The other movement is the consequence of the problem of land of unknown ownership, which is currently under debate by the Legislative Council. It is said that land and buildings of unknown ownership are caused when real estate that is part of inheritance becomes property in co-ownership due to inheritance, after which events such as the successive death of heirs/heiresses results in a large number of co-owners. In order to prevent this problem, it is necessary to eliminate the state of co-ownership. In that respect, it becomes very important that the form of partitioning of property in co-ownership and partitioning an estate is capable of forcibly eliminating co-ownership. The important points of the interim [7] released in December 2019 are not only to specify the partitioning via full-price compensation, which is admitted in response to the judicial precedents, and the prioritization of partitioning methods more clearly than articles, but also to further align the contents of partitioning of property in co-ownership and partitioning of an estate; for example, adopting the rules for determining the room for discretion by the court as recognized in case of partitioning of an estate for partitioning of property in co-ownership (Article 196 of the Domestic Relations Case Procedure Act)[8]. The draft also has the possibility of significantly advancing the connection and fusion of both types of partitioning; for example, if partitioning of an estate has not been performed for a long period of time, the draft recognizes room for processing individual partitioning of property in co-ownership for assets that are part of an inheritance which would normally be subject to integrated processing (partitioning of property in semi-co-ownership). This is expected to stimulate meaningful discussions in the field.
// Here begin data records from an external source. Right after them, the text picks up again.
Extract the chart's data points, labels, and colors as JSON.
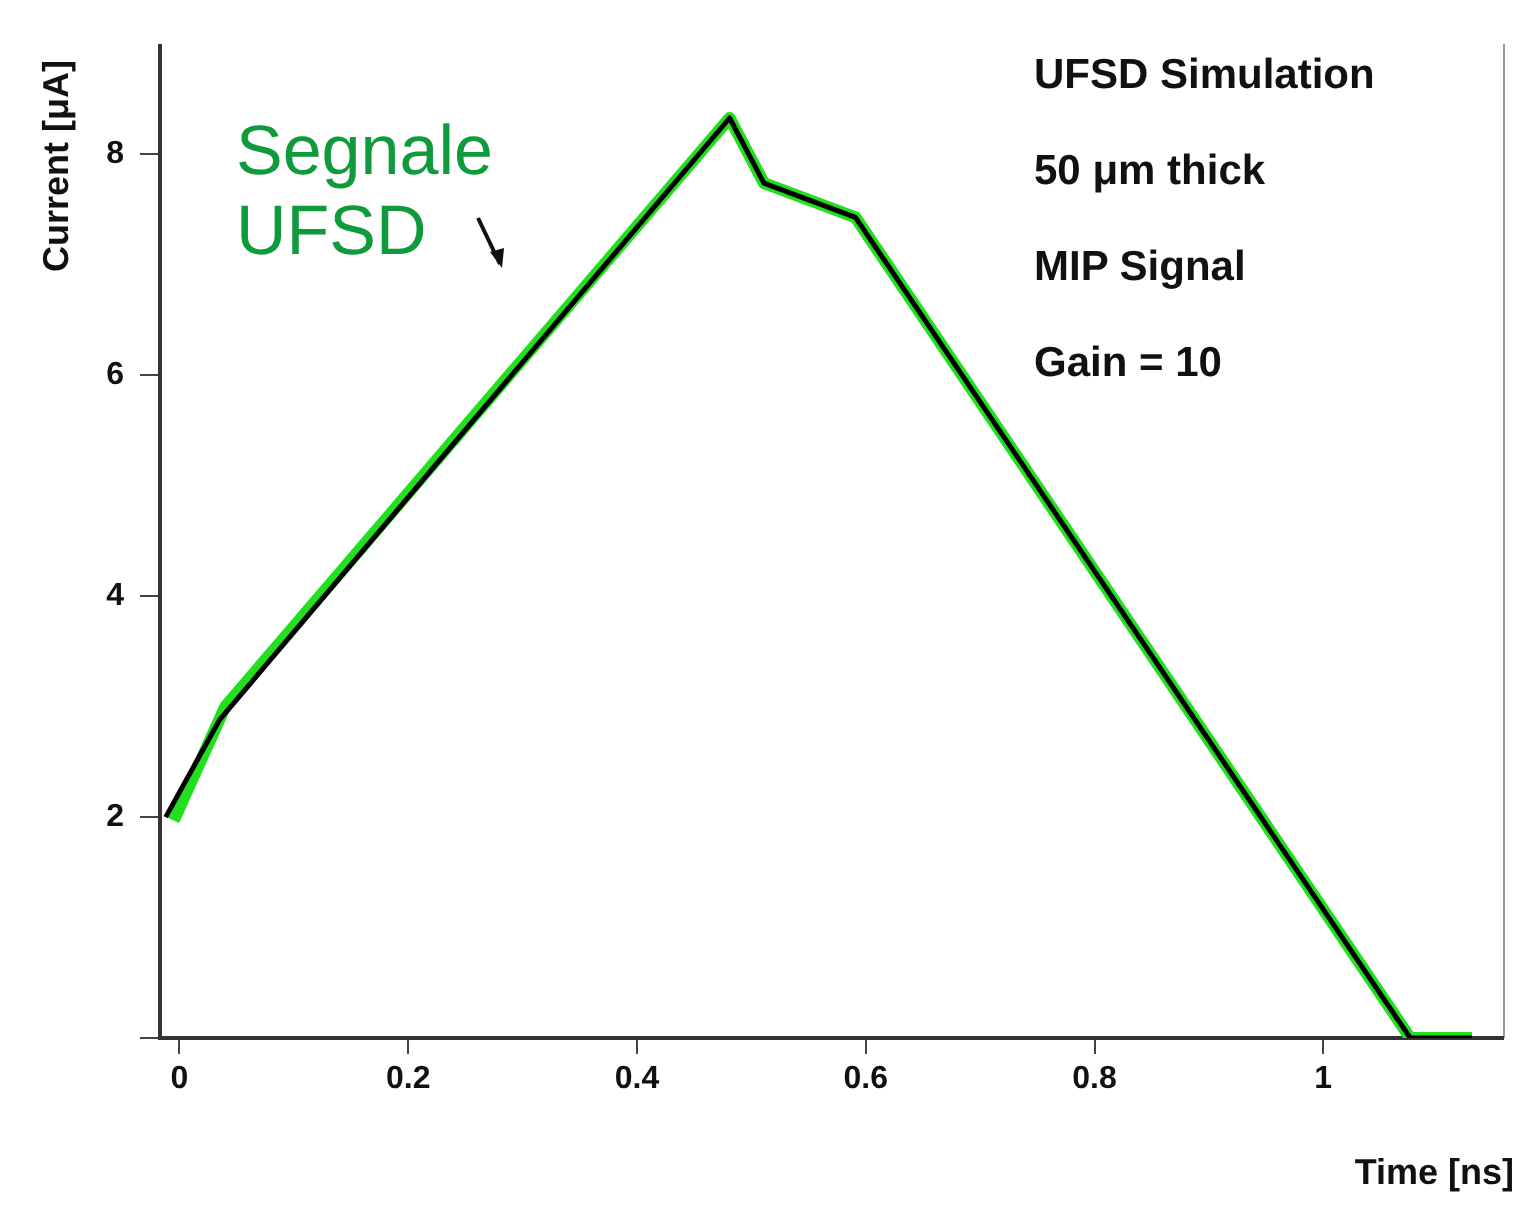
{
  "chart_data": {
    "type": "line",
    "xlabel": "Time [ns]",
    "ylabel": "Current [μA]",
    "annotations": [
      "UFSD Simulation",
      "50 μm thick",
      "MIP Signal",
      "Gain = 10"
    ],
    "series": [
      {
        "name": "Segnale UFSD",
        "color": "#22e01e",
        "x": [
          -0.005,
          0.04,
          0.481,
          0.511,
          0.591,
          1.076,
          1.13
        ],
        "values": [
          1.97,
          3.0,
          8.33,
          7.74,
          7.43,
          0,
          0
        ]
      },
      {
        "color": "#000000",
        "x": [
          -0.012,
          0.035,
          0.481,
          0.511,
          0.591,
          1.076,
          1.13
        ],
        "values": [
          2.0,
          2.88,
          8.33,
          7.74,
          7.43,
          0,
          0
        ]
      }
    ],
    "xlim": [
      -0.017,
      1.158
    ],
    "xticks": [
      0,
      0.2,
      0.4,
      0.6,
      0.8,
      1
    ],
    "ylim": [
      0,
      9
    ],
    "yticks": [
      {
        "value": 0,
        "label": null
      },
      2,
      4,
      6,
      8
    ],
    "grid": false,
    "legend": false,
    "marker": "none",
    "line_style": "solid"
  }
}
[1]Allensbach, Rolandrechtsreport 2014, S.33
[2]The idea that the court can take into account facts which are not claimed by parties to the case and examine the evidence per authority of the court
[3]Judgment by all justices of the Supreme Court, June 30, 1965; Supreme Court Decisions for Civil Actions (Minshu), Volume No. 19, Issue No. 4, p. 1,089
[4]Judgment by the Supreme Court, October 31, 1996; Supreme Court Decisions for Civil Actions (Minshu), Volume No. 50, Issue No. 9, p. 2,563
[5]For example, when assuming the division of land shared by two people, A and B, each of whom owns half of the land, the method in which A is assigned the ownership of the land independently, and A is required to pay B the amount equivalent to the purparty of B. (In other words, all purparties are compensated by the amount according to the value = full-price compensation.)
[6]The right of a spouse who is an heir/heiress to use the building and earn money free of charge when he/she lives in a building that is an estate of the decedent
[7]Ministry of Justice homepage "Interim Draft Regarding Amendment to the Civil Code & Real Property Registration Act (related to land of unknown ownership)" "Supplementary Explanation for the Interim Draft"
[8]"In a ruling of the partitioning of an estate, the family court may order a party to pay money, deliver an object, perform an obligation to register or perform any other act." (Article 196 of the Domestic Relations Case Procedure Act)
Kimimasa Hata
Professor, Faculty of Law, Chuo University
Areas of Specialization: Civil Procedure Law, ADR (Alternative Dispute Resolution), Proceedings for Partitioning of Property in Co-Ownership
Kimimasa Hata was born in Yokohama City, Kanagawa Prefecture in 1975.
In 1997, he graduated from the Faculty of Law, Aoyama Gakuin University.
In 1999, he completed the Master’s Program in the Graduate School of Law, Waseda University.
In 2002, he completed the Doctoral Program of the same graduate school.
He served as Assistant Professor in the Faculty of Law, Heisei International University, Associate Professor in the Faculty of Law, Chuo University and other positions before assuming his current position in 2014.

His current research themes include a comparative study of Japan and Germany as regards the partitioning of property in co-ownership and partitioning of an estate, the recent developments in ADR (Alternative Dispute Resolution) in Germany and more.